Caso Bergamini, la Corte d’Appello conferma l’impianto istruttorio: respinte le istanze della difesa

I giudici di Catanzaro negano la rinnovazione del dibattimento. L’avvocato Anselmo: «Risultato storico, la sentenza attesa per l'estate»

Decisione netta della Corte d’Assise d’Appello di Catanzaro nel secondo grado di giudizio per l’omicidio di Denis Bergamini, il calciatore del Cosenza deceduto il 18 novembre 1989. Il collegio giudicante ha respinto integralmente le richieste avanzate dai legali di Isabella Internò – condannata in primo grado a 16 anni di reclusione – volte a riaprire l’istruttoria dibattimentale.

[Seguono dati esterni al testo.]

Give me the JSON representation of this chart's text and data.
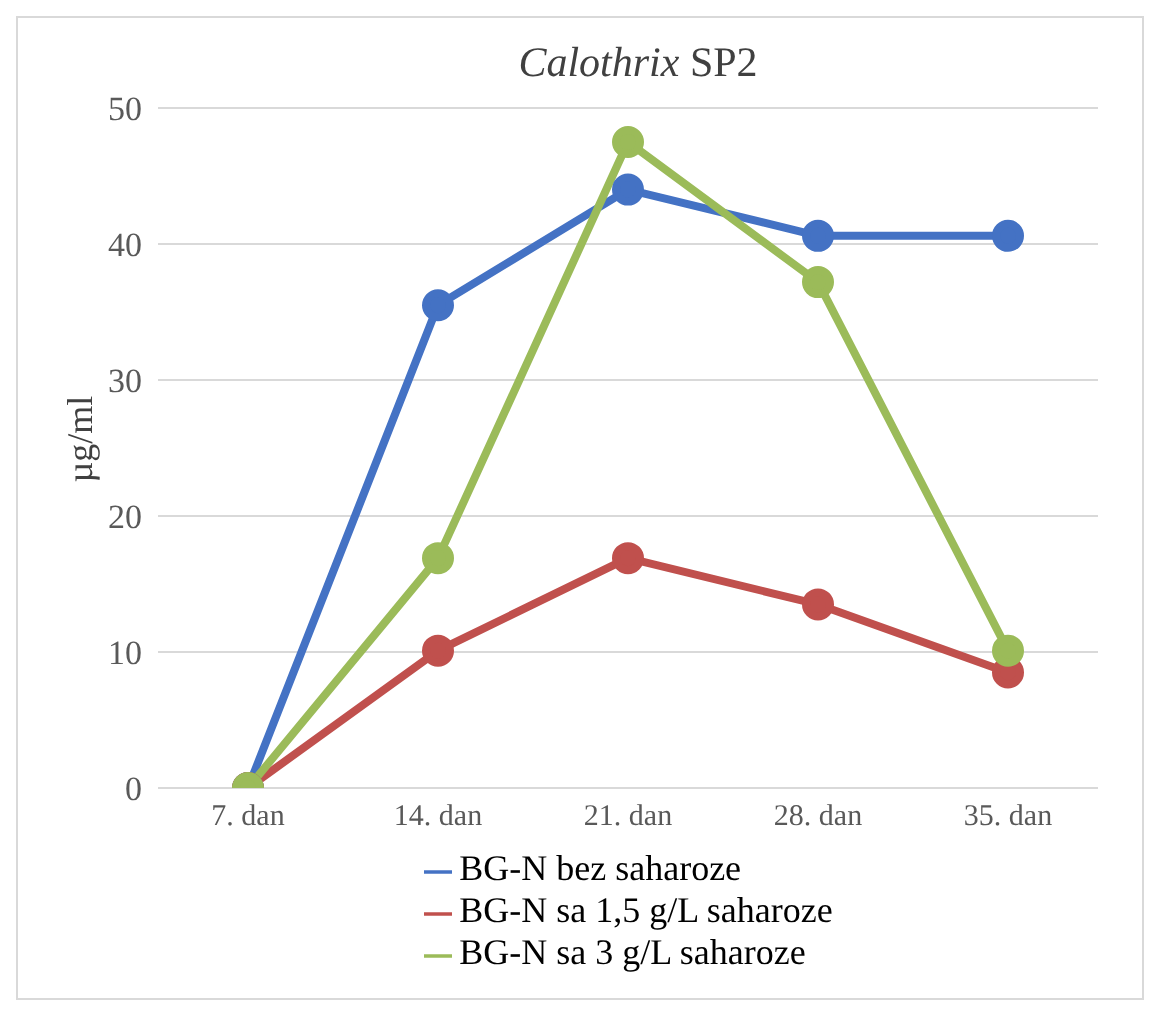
{
  "chart_data": {
    "type": "line",
    "title": "Calothrix SP2",
    "ylabel": "µg/ml",
    "categories": [
      "7. dan",
      "14. dan",
      "21. dan",
      "28. dan",
      "35. dan"
    ],
    "series": [
      {
        "name": "BG-N bez saharoze",
        "color": "#4472c4",
        "values": [
          0,
          35.5,
          44,
          40.6,
          40.6
        ]
      },
      {
        "name": "BG-N sa 1,5 g/L saharoze",
        "color": "#c0504d",
        "values": [
          0,
          10.1,
          16.9,
          13.5,
          8.5
        ]
      },
      {
        "name": "BG-N sa 3 g/L saharoze",
        "color": "#9bbb59",
        "values": [
          0,
          16.9,
          47.5,
          37.2,
          10.1
        ]
      }
    ],
    "ylim": [
      0,
      50
    ],
    "yticks": [
      0,
      10,
      20,
      30,
      40,
      50
    ],
    "grid": "y",
    "legend": "bottom",
    "marker": "circle",
    "line_style": "solid"
  }
}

Rigetto totale delle istanze difensive

La Corte ha esaminato e giudicato inammissibili tutte le eccezioni sollevate dalla difesa, che miravano a un sostanziale riesame delle prove già acquisite. Nello specifico, sono state respinte:

  • Le eccezioni di nullità procedurale;

  • Le richieste di escussione di nuovi testimoni o il riascolto di quelli già sentiti;

  • Le istanze per l’effettuazione di nuovi accertamenti peritali e scientifici.

Secondo i giudici d’appello, il materiale probatorio raccolto nel corso del primo grado e le motivazioni della sentenza emessa nell’ottobre 2024 sono da considerarsi sufficienti per la formazione del giudizio, rendendo superfluo ogni ulteriore supplemento istruttorio.

Il commento della parte civile

L’avvocato Fabio Anselmo, legale della famiglia Bergamini, ha accolto con favore la decisione, definendola un passaggio cruciale per la celerità del processo. Secondo il legale, il rigetto delle istanze impedisce tentativi di rallentamento burocratico, mantenendo il focus sulla solidità scientifica e testimoniale già accertata. «La Corte ha ritenuto completa l’istruttoria di primo grado – ha dichiarato Anselmo – e questo garantisce che non si perderà ulteriore tempo».

Il calendario verso la sentenza

Con il rigetto delle nuove perizie, il processo entra ora nella sua fase conclusiva. Il calendario delle udienze è già stato fissato: il dibattimento proseguirà nelle date del 26 maggio e dell’11 giugno, per poi approdare alla discussione finale nel mese di luglio, periodo in cui è prevista l’emissione della sentenza definitiva da parte dell’autorità giudiziaria di Catanzaro.